Глядя в упор на растерявшегося Ластика, боярин сказал:
– Соглашайся. Иначе пропадем все. Придет в Москву Вор со своими поляками да казаками, шатных людей показнит-пограбит. И тебе головы не сносить. Прознается он про твое воскрешение. Опасен ты для него. А коли сейчас Годунова скинем да тебя народу предъявим, всё еще перевернется. Войско воспрянет духом, и побьем мы самозванца. Ты как-никак бывший ангел, не верю, чтобы совсем уж бросил тебя Господь. Книга у тебя опять же волшебная.
– Нет ее, – быстро сказал Ластик. – Сколько раз повторять. Ее назад на небо забрали.
– Ну забрали так забрали. Шуйский нагнулся, зашептал:
– Соломонья тебе, как подрастешь, хорошей женой будет. Люб ты ей. Станете жить-поживать, как голубок с голубкой, а я, старик, на вас порадуюсь.
У Ластика голова шла кругом.
– Подумать надо, – пролепетал он, а сам решил: ночью рискну, потихоньку достану уни-бук и спрошу, был ли на Руси такой царь – Дмитрий Первый.
– Подумай, подумай, – ласково молвил Василий Иванович. – Только недолго. Неровен час…
И не успел договорить – дверь распахнулась от толчка, вбежал Ондрейка Шарафудин. Рожа бледная, глаза горят. Никогда еще Ластик его таким не видел.

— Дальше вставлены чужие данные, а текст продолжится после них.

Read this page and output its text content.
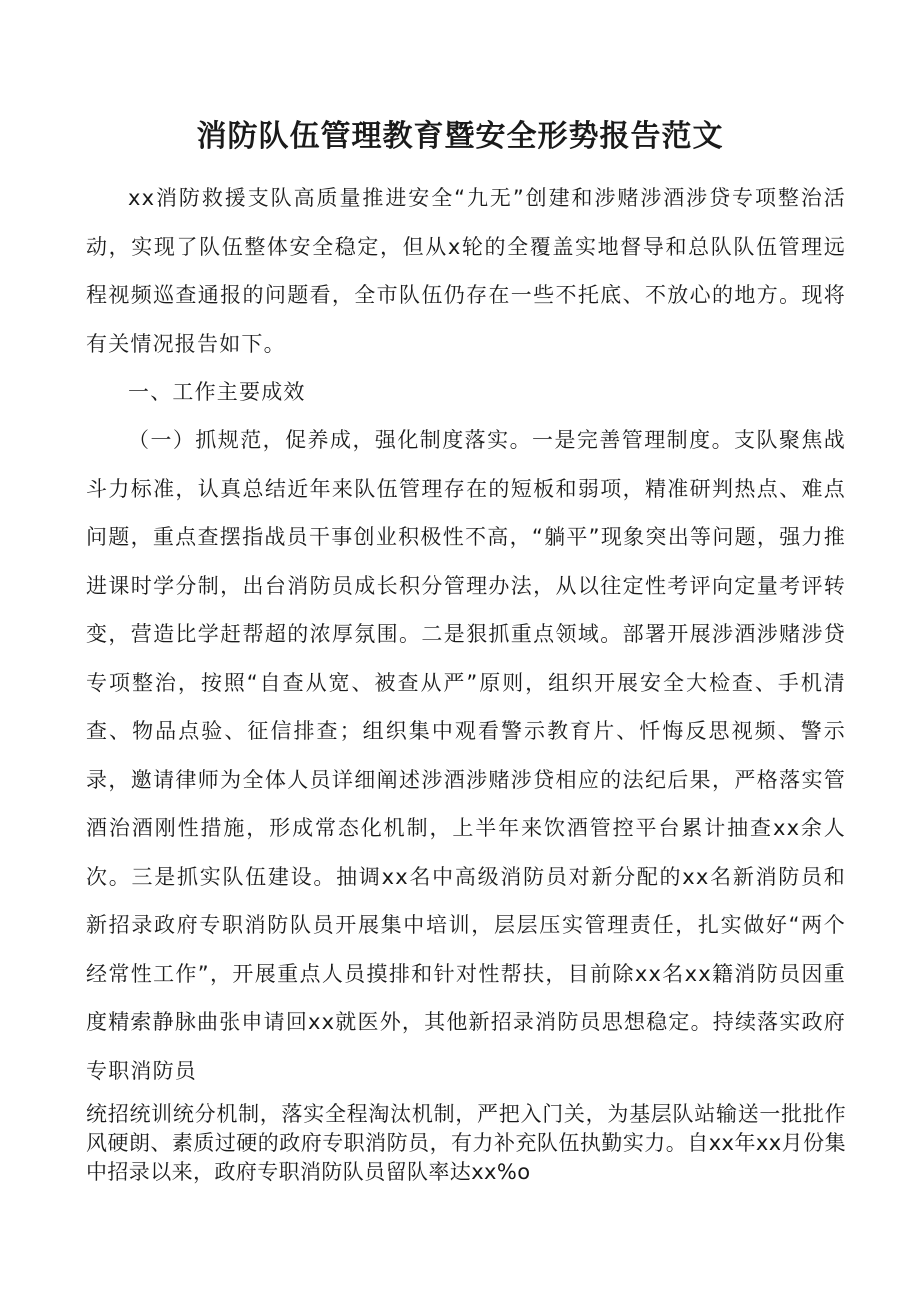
消防队伍管理教育暨安全形势报告范文

xx消防救援支队高质量推进安全“九无”创建和涉赌涉酒涉贷专项整治活动，实现了队伍整体安全稳定，但从x轮的全覆盖实地督导和总队队伍管理远程视频巡查通报的问题看，全市队伍仍存在一些不托底、不放心的地方。现将有关情况报告如下。

一、工作主要成效

（一）抓规范，促养成，强化制度落实。一是完善管理制度。支队聚焦战斗力标准，认真总结近年来队伍管理存在的短板和弱项，精准研判热点、难点问题，重点查摆指战员干事创业积极性不高，“躺平”现象突出等问题，强力推进课时学分制，出台消防员成长积分管理办法，从以往定性考评向定量考评转变，营造比学赶帮超的浓厚氛围。二是狠抓重点领域。部署开展涉酒涉赌涉贷专项整治，按照“自查从宽、被查从严”原则，组织开展安全大检查、手机清查、物品点验、征信排查；组织集中观看警示教育片、忏悔反思视频、警示录，邀请律师为全体人员详细阐述涉酒涉赌涉贷相应的法纪后果，严格落实管酒治酒刚性措施，形成常态化机制，上半年来饮酒管控平台累计抽查xx余人次。三是抓实队伍建设。抽调xx名中高级消防员对新分配的xx名新消防员和新招录政府专职消防队员开展集中培训，层层压实管理责任，扎实做好“两个经常性工作”，开展重点人员摸排和针对性帮扶，目前除xx名xx籍消防员因重度精索静脉曲张申请回xx就医外，其他新招录消防员思想稳定。持续落实政府专职消防员

统招统训统分机制，落实全程淘汰机制，严把入门关，为基层队站输送一批批作风硬朗、素质过硬的政府专职消防员，有力补充队伍执勤实力。自xx年xx月份集中招录以来，政府专职消防队员留队率达xx%o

– Беда, боярин! Гонец прискакал с-под Кром! Иуда Басманов передался!
Ластик из этих слов ничего не понял, но Шуйского весть прямо-таки подкосила.
Он зашатался, рухнул на лавку и зажмурился.
Сидел так, наверно, с минуту. Беззвучно шевелил губами, пару раз перекрестился. Ондрейка напряженно глядел на своего господина, ждал.
Когда Василий Иванович поднялся, левый глаз был закрыт, а правый налит кровью и страшен.
– Ништо, – сказал князь хрипло и невнятно. – Шуйский на своем веку всякое перевидал. Зубы об его обломаете… Слушай мою волю, Ондрейка.
Шарафудин встрепенулся.
– Этого, – ткнул пальцем боярин, не взглянув на Ластика, – в темницу…
В тот же миг Ондрейка, еще совсем недавно угодливо кланявшийся «ангелу», подскочил к Ластику и заломил ему руки.
– Ой! – вскрикнул от боли без пяти минут царь.
Князь же прямиком направился к печи, открыл заслонку, кряхтя пошарил там и достал унибук.
– Ишь, «назад на небо забрали», – проворчал он, бережно сдувая с книги золу.
Откуда узнал? Кто ему донес?
– Отда…
Ластик подавился криком, потому что Шарафудин проворно зажал ему рот липкой ладонью.